Enfin, la progression des revenus commence, depuis le dernier trimestre de 1976, à s’infléchir de façon sensible, sans que le pouvoir d’achat des rémunérations soit amputé, comme dans des pays européens voisins.
Déjà apparaissent les premiers fruits de l’effort.
Notre commerce extérieur s’améliore progressivement, mais régulièrement.
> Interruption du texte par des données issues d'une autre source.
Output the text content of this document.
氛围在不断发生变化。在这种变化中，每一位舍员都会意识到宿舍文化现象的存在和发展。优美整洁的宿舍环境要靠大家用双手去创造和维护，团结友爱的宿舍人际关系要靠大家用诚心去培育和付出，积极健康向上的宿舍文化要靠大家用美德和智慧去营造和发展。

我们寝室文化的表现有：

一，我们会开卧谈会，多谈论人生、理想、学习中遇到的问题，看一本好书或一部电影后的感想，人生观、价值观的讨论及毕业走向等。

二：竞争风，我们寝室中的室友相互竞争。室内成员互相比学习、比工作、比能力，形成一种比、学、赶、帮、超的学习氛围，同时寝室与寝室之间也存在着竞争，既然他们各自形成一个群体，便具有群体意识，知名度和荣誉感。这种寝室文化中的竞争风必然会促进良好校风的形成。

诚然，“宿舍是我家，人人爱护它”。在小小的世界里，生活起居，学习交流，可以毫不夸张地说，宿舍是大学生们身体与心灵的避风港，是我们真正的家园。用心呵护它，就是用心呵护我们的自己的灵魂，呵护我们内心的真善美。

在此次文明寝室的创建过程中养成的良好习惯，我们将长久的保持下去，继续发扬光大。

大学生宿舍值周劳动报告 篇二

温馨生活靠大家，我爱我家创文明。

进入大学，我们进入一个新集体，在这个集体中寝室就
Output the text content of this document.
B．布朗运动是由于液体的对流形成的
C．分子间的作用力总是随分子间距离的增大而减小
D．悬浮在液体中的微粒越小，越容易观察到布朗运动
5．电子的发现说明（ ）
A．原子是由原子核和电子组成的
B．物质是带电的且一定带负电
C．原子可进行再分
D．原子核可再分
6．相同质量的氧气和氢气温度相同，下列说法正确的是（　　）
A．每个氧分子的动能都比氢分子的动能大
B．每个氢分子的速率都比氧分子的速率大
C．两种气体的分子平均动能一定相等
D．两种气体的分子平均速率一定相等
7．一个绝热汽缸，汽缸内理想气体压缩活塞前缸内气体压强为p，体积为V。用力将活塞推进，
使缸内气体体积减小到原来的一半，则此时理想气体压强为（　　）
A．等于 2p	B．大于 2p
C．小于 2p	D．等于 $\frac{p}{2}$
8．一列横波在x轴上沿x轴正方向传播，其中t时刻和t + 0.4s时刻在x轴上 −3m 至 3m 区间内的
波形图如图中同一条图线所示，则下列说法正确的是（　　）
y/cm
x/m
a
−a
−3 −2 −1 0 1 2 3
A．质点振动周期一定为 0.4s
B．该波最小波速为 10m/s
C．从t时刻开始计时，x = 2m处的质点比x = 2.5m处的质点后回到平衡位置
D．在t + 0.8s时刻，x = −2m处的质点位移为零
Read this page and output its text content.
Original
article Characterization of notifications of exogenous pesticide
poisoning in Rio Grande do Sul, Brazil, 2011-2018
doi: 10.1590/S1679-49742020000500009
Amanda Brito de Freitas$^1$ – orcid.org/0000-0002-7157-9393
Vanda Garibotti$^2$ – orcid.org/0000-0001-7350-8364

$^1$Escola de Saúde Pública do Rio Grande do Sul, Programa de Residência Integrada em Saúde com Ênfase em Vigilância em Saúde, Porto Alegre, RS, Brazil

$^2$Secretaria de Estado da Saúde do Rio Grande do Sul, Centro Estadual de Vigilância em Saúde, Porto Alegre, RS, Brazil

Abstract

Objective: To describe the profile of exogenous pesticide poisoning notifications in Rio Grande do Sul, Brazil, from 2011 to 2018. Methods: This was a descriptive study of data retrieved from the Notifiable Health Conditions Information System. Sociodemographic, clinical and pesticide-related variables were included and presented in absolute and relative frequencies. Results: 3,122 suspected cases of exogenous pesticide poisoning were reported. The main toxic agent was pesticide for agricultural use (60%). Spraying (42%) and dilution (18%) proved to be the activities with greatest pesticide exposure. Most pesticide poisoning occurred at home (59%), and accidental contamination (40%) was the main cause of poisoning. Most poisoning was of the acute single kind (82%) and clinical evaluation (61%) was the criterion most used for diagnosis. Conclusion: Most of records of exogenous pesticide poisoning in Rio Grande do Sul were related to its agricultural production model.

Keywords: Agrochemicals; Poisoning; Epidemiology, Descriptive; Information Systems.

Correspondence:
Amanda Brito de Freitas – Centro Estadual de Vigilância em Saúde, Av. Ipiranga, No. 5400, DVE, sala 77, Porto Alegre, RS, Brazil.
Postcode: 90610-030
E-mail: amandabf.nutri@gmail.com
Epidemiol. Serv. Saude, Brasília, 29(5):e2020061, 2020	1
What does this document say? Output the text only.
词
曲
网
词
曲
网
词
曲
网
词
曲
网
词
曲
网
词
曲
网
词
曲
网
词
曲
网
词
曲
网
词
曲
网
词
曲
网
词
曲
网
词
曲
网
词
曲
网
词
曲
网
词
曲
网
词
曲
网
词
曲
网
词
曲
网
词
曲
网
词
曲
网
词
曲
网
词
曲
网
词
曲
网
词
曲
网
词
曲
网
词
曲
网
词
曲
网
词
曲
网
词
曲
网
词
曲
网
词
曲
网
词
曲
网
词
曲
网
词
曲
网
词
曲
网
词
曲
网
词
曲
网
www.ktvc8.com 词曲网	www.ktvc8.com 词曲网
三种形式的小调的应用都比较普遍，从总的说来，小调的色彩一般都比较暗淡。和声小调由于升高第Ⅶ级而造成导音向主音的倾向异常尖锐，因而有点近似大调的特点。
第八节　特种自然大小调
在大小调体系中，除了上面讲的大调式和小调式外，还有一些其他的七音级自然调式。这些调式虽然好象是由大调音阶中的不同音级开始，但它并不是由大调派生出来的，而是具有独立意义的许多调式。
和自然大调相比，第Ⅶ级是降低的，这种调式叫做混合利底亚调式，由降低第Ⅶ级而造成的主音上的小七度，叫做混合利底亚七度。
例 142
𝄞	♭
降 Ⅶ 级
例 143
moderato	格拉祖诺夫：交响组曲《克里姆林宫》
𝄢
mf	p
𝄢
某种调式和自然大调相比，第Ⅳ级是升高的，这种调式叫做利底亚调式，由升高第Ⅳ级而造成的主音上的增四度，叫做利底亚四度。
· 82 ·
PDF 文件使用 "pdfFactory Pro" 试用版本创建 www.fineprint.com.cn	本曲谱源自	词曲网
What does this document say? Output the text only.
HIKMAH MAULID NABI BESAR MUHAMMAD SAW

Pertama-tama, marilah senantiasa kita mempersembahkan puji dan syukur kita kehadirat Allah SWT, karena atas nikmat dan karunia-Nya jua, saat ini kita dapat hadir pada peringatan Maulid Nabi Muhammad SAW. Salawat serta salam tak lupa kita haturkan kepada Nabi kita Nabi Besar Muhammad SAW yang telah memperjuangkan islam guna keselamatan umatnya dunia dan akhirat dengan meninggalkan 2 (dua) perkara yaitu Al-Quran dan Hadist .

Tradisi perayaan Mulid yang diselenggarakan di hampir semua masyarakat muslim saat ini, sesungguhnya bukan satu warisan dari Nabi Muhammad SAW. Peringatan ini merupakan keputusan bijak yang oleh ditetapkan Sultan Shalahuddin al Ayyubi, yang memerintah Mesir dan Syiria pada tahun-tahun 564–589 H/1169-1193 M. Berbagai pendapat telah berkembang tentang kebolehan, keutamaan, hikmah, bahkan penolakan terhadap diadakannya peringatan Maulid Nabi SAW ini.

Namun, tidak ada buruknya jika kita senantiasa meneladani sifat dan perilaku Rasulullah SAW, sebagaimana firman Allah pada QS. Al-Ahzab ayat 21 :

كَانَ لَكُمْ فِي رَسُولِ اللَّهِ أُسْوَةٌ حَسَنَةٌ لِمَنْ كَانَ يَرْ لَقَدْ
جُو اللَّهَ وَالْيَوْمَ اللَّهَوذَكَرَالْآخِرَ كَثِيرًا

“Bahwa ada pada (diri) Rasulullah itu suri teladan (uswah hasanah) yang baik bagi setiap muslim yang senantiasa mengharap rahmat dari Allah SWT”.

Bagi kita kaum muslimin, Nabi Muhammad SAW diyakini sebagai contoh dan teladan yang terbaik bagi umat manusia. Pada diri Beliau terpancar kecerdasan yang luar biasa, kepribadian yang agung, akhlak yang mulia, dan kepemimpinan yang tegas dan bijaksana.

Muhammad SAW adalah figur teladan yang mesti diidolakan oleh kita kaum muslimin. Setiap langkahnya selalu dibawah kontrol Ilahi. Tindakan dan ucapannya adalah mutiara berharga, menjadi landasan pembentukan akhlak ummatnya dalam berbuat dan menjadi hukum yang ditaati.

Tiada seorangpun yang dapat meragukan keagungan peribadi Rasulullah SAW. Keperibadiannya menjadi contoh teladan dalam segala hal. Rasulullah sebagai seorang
Nous pouvons espérer que notre balance commerciale sera équilibrée à la fin de l’année.
La hausse des prix en 1976 a été contenue en deçà de 10 p. 100.
Pour 1977, le taux d’inflation sera de nouveau réduit.
Si les indices de prix des mois de mars et avril seront élevés, c’est parce qu’ils subiront l’incidence de trois facteurs considérables qui ne pouvaient être éludés :
— la hausse des prix des matières premières, qui a été de 95 p. 100 au cours des douze derniers mois ;
— la hausse des rémunérations qui a été l’année dernière de l’ordre de 15 p. 100, hausse la plus élevée de tous les pays industrialisés, à l’exception de l’Italie ;
— enfin, l’augmentation au 1er avril des tarifs publics qu’imposait le déficit de certaines entreprises nationales.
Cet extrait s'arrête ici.